William Drummond

Robert Southey, in British Poets, Chaucer to Jonson (1831) 798.

DRUMMOND, the first Scotch poet who wrote well in English, was born December 13th, 1585, at Hawthornden. Sir John Drummond, his father, was gentleman usher to James VI., his mother, the daughter of Sir William Fowler, Queen Anne of Denmark's secretary. He was bred at Edinburgh, and studied the civil law at Bourges; but on his father's death wisely forsook that pursuit, and retired to his delightful patrimony at Hawthornden, there to enjoy the contentment of a literary life. But that life was embittered by private griefs and public calamities.
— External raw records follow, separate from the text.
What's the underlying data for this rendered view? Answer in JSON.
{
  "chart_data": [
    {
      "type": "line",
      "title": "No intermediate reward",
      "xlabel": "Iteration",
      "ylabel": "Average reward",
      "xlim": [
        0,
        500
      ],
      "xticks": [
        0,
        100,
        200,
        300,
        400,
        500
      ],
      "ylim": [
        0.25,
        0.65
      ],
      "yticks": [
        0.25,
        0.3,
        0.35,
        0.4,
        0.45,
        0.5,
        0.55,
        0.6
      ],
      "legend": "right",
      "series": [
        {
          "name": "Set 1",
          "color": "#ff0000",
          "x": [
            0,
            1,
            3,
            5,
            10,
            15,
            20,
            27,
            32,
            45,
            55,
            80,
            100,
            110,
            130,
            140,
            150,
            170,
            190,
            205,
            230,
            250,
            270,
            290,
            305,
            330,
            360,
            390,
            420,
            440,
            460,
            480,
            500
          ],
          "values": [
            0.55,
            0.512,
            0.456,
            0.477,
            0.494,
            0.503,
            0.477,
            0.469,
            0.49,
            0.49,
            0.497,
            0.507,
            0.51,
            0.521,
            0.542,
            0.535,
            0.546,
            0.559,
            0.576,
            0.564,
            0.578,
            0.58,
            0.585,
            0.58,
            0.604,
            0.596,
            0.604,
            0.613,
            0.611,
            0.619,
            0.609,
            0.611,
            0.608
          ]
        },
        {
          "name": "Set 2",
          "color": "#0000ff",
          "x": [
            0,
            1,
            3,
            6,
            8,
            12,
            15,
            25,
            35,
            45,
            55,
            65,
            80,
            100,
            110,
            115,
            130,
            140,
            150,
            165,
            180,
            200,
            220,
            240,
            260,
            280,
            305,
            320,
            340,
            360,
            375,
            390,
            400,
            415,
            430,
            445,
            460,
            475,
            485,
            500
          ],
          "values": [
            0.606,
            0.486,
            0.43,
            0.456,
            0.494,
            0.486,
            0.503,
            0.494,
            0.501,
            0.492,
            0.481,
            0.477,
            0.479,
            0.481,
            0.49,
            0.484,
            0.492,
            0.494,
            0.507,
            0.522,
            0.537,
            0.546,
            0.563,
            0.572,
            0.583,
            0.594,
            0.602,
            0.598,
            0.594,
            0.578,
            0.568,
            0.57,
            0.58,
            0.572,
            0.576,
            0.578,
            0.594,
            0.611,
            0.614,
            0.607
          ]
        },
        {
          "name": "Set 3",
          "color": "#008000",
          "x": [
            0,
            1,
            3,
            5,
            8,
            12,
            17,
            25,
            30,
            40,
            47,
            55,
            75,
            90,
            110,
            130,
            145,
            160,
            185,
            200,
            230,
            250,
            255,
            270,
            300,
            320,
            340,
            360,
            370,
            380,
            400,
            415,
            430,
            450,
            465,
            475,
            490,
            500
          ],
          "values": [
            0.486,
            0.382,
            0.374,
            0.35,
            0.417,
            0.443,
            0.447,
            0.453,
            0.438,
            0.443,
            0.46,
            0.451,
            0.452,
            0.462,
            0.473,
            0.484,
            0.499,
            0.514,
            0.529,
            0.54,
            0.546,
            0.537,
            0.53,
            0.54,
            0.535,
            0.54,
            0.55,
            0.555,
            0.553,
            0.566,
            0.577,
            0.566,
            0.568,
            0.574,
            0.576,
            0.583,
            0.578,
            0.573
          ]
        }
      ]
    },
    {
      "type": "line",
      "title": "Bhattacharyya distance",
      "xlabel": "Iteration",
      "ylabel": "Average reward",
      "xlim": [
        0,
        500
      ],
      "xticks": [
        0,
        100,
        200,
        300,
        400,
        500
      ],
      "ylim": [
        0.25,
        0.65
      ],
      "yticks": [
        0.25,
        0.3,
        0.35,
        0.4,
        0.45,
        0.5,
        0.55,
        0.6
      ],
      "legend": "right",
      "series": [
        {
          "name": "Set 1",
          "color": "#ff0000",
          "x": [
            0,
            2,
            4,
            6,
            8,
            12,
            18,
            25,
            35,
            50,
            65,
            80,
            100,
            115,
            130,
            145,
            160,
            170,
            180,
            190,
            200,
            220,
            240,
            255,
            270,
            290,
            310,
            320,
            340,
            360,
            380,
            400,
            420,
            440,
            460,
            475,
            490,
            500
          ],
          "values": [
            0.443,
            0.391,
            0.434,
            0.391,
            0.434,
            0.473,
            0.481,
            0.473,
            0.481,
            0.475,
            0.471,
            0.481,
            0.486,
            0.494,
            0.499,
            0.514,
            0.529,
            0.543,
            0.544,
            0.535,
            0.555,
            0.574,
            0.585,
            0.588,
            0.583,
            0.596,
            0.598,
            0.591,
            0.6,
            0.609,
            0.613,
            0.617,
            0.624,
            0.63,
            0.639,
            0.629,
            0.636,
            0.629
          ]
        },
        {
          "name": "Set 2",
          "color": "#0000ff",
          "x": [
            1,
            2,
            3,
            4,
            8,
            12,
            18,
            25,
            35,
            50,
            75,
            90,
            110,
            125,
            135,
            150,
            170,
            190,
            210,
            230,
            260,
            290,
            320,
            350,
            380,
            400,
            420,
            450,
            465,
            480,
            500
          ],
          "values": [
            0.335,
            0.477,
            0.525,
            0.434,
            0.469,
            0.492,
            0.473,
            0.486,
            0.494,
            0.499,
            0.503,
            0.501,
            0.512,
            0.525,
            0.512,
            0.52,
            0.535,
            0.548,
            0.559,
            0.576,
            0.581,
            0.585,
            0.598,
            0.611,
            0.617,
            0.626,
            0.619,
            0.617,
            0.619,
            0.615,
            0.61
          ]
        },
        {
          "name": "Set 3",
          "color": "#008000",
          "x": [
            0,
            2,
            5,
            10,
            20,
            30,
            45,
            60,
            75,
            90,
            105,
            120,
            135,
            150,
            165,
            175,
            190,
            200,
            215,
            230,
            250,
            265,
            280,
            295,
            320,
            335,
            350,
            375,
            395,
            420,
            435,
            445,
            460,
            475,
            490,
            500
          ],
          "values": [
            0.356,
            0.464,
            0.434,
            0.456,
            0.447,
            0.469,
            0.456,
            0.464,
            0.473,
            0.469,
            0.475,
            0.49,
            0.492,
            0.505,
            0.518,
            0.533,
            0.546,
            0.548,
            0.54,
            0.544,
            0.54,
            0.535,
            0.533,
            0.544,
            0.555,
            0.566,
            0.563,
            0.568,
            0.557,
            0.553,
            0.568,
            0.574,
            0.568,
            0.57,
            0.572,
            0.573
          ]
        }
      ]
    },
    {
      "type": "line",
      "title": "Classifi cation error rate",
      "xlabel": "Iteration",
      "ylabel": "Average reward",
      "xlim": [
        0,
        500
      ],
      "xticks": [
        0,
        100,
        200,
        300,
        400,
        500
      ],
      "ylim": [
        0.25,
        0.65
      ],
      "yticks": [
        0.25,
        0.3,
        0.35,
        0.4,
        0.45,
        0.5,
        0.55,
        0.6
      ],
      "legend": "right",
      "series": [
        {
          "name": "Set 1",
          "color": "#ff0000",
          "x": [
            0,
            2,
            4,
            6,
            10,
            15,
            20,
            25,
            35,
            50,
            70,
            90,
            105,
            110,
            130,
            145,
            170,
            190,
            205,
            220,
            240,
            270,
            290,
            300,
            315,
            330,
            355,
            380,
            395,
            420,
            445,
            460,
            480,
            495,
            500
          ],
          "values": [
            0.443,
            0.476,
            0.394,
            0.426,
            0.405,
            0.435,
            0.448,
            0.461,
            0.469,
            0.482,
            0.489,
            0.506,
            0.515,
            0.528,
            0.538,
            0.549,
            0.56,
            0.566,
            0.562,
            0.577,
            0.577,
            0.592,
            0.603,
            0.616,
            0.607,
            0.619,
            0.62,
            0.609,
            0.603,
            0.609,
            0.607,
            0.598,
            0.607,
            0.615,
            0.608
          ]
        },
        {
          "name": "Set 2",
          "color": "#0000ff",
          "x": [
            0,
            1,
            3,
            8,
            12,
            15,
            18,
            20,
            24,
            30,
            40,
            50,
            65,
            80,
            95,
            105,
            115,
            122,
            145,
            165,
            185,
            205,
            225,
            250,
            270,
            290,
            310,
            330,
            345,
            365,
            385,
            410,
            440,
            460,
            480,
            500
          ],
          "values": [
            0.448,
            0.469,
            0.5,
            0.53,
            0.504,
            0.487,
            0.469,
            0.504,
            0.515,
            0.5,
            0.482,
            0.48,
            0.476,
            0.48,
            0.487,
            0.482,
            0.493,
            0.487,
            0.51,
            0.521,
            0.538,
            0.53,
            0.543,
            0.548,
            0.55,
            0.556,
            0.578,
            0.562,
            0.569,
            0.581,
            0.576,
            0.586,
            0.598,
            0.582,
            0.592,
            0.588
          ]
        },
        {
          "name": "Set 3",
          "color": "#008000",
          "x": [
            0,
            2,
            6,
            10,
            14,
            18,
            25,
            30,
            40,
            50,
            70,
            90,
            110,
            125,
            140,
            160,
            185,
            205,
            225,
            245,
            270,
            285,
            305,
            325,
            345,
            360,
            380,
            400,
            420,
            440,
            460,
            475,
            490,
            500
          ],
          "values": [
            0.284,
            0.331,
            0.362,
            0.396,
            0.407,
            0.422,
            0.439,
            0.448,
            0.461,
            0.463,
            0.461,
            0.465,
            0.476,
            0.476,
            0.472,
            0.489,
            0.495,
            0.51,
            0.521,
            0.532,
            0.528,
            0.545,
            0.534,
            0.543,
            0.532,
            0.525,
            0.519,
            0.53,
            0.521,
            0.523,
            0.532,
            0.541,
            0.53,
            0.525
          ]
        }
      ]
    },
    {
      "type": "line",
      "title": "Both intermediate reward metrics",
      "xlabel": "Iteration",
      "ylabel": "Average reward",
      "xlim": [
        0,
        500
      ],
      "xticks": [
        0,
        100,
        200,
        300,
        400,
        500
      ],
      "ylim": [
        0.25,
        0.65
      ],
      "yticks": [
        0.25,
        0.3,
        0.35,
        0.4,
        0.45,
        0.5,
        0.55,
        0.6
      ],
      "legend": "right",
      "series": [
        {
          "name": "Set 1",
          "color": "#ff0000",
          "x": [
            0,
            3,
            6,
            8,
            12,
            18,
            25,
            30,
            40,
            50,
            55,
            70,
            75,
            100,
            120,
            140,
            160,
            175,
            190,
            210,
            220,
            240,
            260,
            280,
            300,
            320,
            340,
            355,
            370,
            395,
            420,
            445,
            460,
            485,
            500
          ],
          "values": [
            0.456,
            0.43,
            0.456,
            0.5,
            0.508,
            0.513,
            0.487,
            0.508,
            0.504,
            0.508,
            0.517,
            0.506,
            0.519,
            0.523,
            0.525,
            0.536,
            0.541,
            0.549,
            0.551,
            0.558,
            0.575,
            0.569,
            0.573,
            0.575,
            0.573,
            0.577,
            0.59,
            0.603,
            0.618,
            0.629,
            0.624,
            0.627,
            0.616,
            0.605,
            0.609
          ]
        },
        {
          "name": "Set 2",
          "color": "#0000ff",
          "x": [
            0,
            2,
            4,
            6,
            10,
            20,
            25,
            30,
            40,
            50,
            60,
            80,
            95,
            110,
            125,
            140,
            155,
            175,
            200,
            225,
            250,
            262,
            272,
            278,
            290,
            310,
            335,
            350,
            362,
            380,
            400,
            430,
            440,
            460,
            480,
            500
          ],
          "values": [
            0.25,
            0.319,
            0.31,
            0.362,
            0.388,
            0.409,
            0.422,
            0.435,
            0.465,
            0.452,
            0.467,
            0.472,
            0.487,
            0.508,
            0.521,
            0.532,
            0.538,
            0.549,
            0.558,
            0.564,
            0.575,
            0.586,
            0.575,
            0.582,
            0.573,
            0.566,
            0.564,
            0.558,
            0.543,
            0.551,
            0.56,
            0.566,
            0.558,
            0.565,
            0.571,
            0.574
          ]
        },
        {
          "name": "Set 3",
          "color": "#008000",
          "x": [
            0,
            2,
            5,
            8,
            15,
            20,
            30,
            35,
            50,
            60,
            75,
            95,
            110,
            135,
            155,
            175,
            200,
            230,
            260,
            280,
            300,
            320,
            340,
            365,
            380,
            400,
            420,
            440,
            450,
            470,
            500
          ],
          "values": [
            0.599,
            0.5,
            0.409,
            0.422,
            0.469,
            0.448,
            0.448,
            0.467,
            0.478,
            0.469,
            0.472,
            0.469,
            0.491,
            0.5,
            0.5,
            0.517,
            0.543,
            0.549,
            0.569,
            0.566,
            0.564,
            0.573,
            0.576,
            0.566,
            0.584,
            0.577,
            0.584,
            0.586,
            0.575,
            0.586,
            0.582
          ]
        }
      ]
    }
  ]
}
He had wooed and won an accomplished lady, who, when the marriage day was fixed, was carried off by a rapid fever. Eight years he travelled, to distract his mind from the deep sorrow which this loss occasioned; and in the forty-fifth year of his age he married Elizabeth Logan, who had gained his affections by her strong resemblance to his first love. He then lived after his heart's desire, at home; repaired his family house, and placed this inscription on it, "Divino munere Gulilmus Drummondus, ab Hawthornden, Joannis Equitis aurati filius, ut honesta otio quiesceret, sibi et successoribus instauravit, 1638." But the civil wars came on: he was harrassed as a malignant, and compelled by the ruling party to furnish his quota of men against the king, whom he loved; and when that king was put to death by a triumphant faction, his spirit, and his heart, were broken, and his grey hairs were brought down with sorrow to the grave.

It is to be regretted that modern editors have not rejected a few reprehensible, and thoroughly worthless pieces, which disgrace this author's works; for Drummond deserves the high reputation which he has obtained. It has not been observed that he frequently borrows and sometimes translates from the Italian and Spanish poets.